2002年6月23日 天体界道100km にちなんおろちマラソン全国大会

「熊避けの鈴」を鳴らしながら、こんなとこまで登ります。
中央に見える白い線が今走ってきた道。このあたりが「別荘地」だろうか?

 

JASの特割を使って、羽田から片道9500円で出雲空港へ。
連絡バスでJR松江駅へ行き、そこから特急「やくも」岡山行きに乗り、生山駅下車。
ありがたいことに、受付会場行きのマイクロバスが待っていてくれた。
明日も会場となる総合文化センターや町役場は妙に立派な建物。
会場に来て知ったことだが、韓国から30人を超える市民ランナーが参加していた。しかも、この日この時間はW杯決勝リーグの韓国戦がまさに行われていた。町役場の特設モニターの前では韓国ランナーの悲鳴が響いていたというのがこのレースの強烈な印象だった、

レースに来る前に心配だったのが、こんな(失礼)ところに宿泊施設があるのだろうか?という点。しかし、私が宿泊した「ゆきんこ村」は、日南町と島根県横田町の県境に近い「阿毘縁(あびれ)」という地区にあるきれいな宿だったので一安心。翌朝2:30には、しっかりした朝食を用意してくれた上、マイクロで会場まで送ってくれた。

レースは小雨ぱらつく中、5:00にスタート。いきなり民家もまばらな山へ向かっていった。5月始めの萩往還以来、どうも左ふくらはぎの状態が思わしくない私は、はじめから無理はしない方針で、振り向くとランナーはほとんどいないというポジションを取り続けた。雨は降り続くものの全く寒さを感じないところをみると、太陽が顔を出したら、走るのが難儀になりそう。

37キロを過ぎ、このレースに参加した目的地に到達した。そう、「熊避けの鈴」を渡され、いよいよ林道ランの始まりである。アップダウンを繰り返すコースには苦しんだが、それ以上に驚いたのはブラインドになっているカーブ地点には必ず大会役員がいてくれたこと。本当に町をあげてランナーを歓迎してくれている。

林道を出て坂を下ると、63キロの着替えポイント。しかし、そこから70キロ地点まで続く上り坂がまたつらかった。いや、正確にいうとずっと歩いていたので肉体的なつらさはなかったのだが、何しろ最後尾に近いポジションにいることを思うと、完走できるかの瀬戸際になりそうな気配。
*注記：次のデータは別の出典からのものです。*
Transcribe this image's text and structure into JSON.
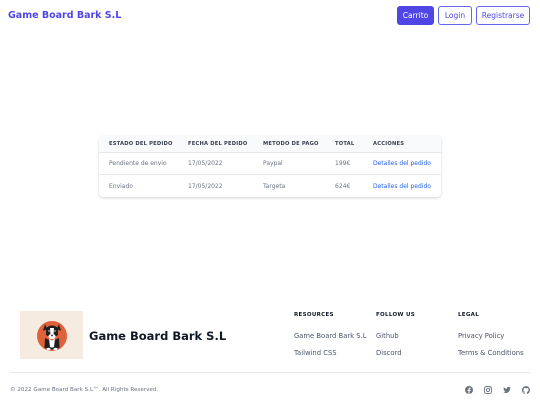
{
  "navbar": {
    "brand": "Game Board Bark S.L",
    "cart_label": "Carrito",
    "login_label": "Login",
    "register_label": "Registrarse"
  },
  "orders": {
    "headers": [
      "ESTADO DEL PEDIDO",
      "FECHA DEL PEDIDO",
      "METODO DE PAGO",
      "TOTAL",
      "ACCIONES"
    ],
    "rows": [
      {
        "status": "Pendiente de envio",
        "date": "17/05/2022",
        "payment": "Paypal",
        "total": "199€",
        "action": "Detalles del pedido"
      },
      {
        "status": "Enviado",
        "date": "17/05/2022",
        "payment": "Targeta",
        "total": "624€",
        "action": "Detalles del pedido"
      }
    ]
  },
  "footer": {
    "brand": "Game Board Bark S.L",
    "resources": {
      "title": "RESOURCES",
      "links": [
        "Game Board Bark S.L",
        "Tailwind CSS"
      ]
    },
    "follow": {
      "title": "FOLLOW US",
      "links": [
        "Github",
        "Discord"
      ]
    },
    "legal": {
      "title": "LEGAL",
      "links": [
        "Privacy Policy",
        "Terms & Conditions"
      ]
    },
    "copyright": "© 2022 Game Board Bark S.L™. All Rights Reserved.",
    "social_icons": [
      "facebook-icon",
      "instagram-icon",
      "twitter-icon",
      "github-icon"
    ]
  },
  "colors": {
    "accent": "#4f46e5",
    "link": "#2563eb",
    "logo_bg": "#f5ebe0",
    "logo_circle": "#e0623a"
  }
}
70キロの峠を越えると、80キロまでは下りが続く。ああ、こんな感じでゴールまで行けるのかなと思うのは大間違いで、ここから始まる大倉山一周が本当の正念場だった。今までのコースと比べるとアップダウンはきつくないが、歩くほどではない分、しかも制限時間を気にしながら走らなくてはいけない分つらかった。「脚が痛くてもがんばって」という声援を受けて初めて気がついたが、どうやら左ふくらはぎをかばって、本格的に変な走りになっていたようだ。

14時間だとばかり思っていた制限時間は。実は14時間半。結果として10数分前にゴールへ飛び込むことができた。しかし、一月前の「えびすだいこく」は60キロで走れなくなり、今回もふくらはぎをかばいながらのいらいらするような走りしかできない状態。そんな中で、とにかく63キロまでは行こう。そして63キロまで行けたら、とにかく14時間走り続けよう。それだけを考えて走れた。

「えびすだいこく」でリタイヤしたときにはもう走れない状態だと思ったが、今回100キロ完走した後の方がダメージは大きかったということは、結局前回は甘えがあったということだろう。これまで走った中で、今回は一番苦しいレースだった。だからこそ「ゴールまでたどり着ける」と思った瞬間、これがウルトラなんだと気がついた。

何が「これがウルトラ」なのか。
うまく説明できないが、体調を整えて、準備万端でレースをするのがウルトラではないのだろう。体が痛い、精神的にも落ち込んでいる。そんな状況であったとしても、それを含めた自分という存在が、今日はどんなプロセスを経てゴールまで進むのか。結果ではなく、その過程がウルトラなんだろう。

これまで走ってきて、いくつか走りを変えるきっかけになるレースがあったけど、今回のこのレースは今まで以上のエポックメーキングになりそうな予感がする。簡単に言ってしまえば、本格的にウルトラにはまってしまったということだ。

そんな素敵なレースをプレゼントしてくれた日南町の皆さまに感謝感謝です。